Yes, aspartame has a sordid past. (Who among us doesn’t?) To understand the enigma that is aspartame, it’s important to understand the twists and turns that regulatory agencies have taken while trying to chase down its health risk. Today, the FDA states on its website that it deems aspartame safe and continues to evaluate new research data around its safety. It is “safe for the general population” when consumed within the FDA’s acceptable daily intake level of 50 milligrams per kilogram of body weight per day.

The short of it: Although the additive may not be downright healthy, chances are it won’t be the cause of your demise.

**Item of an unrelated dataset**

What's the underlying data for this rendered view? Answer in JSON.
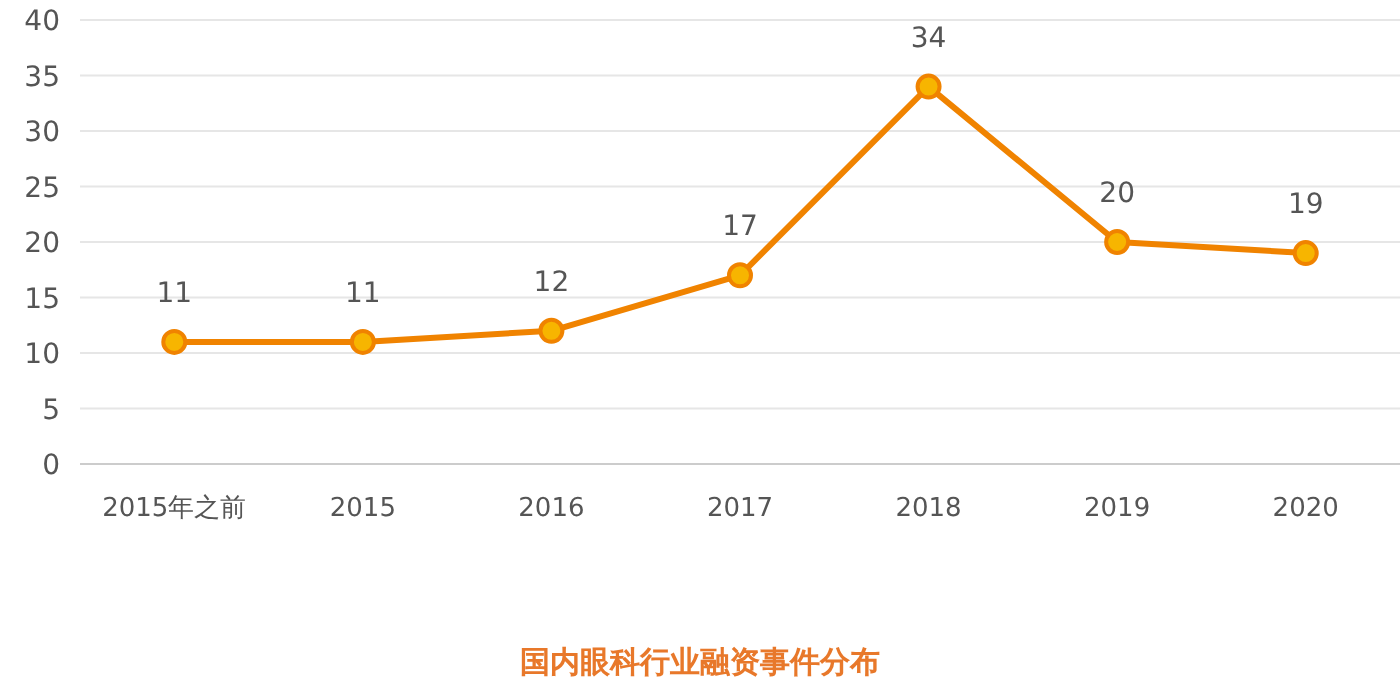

Aspartame had a shady start

Like many momentous scientific discoveries (penicillin, Botox, pineapple on pizza, probably), aspartame was discovered by accident. As the story goes, James Schlatter synthesized aspartame in a lab in 1965 while researching anti-ulcer drugs. He discovered it was sweet when a drop of it landed on his finger and he licked it off—something I have to imagine they tell you to definitely not do on day one of scientist school. Regardless, Schlatter discovered aspartame was 200 times sweeter than traditional sugar, and thus history was made.

In 1974, aspartame was approved for use as a tabletop sweetener and in chewing gum, breakfast cereals, and dry bases for foods. Things get a little corrupt-seeming and murky from there: As the Huffington Post reveals, after concerns were raised on the initial research behind aspartame safety, three independent scientists on an FDA Board of Inquiry confirmed in 1980 that aspartame “might induce brain tumors,” leading to a nationwide ban for aspartame use. The next year, Donald Rumsfeld, the then CEO of aspartame patent holder G.D. Searle, became part of the transition team to the newly elected President Ronald Reagan.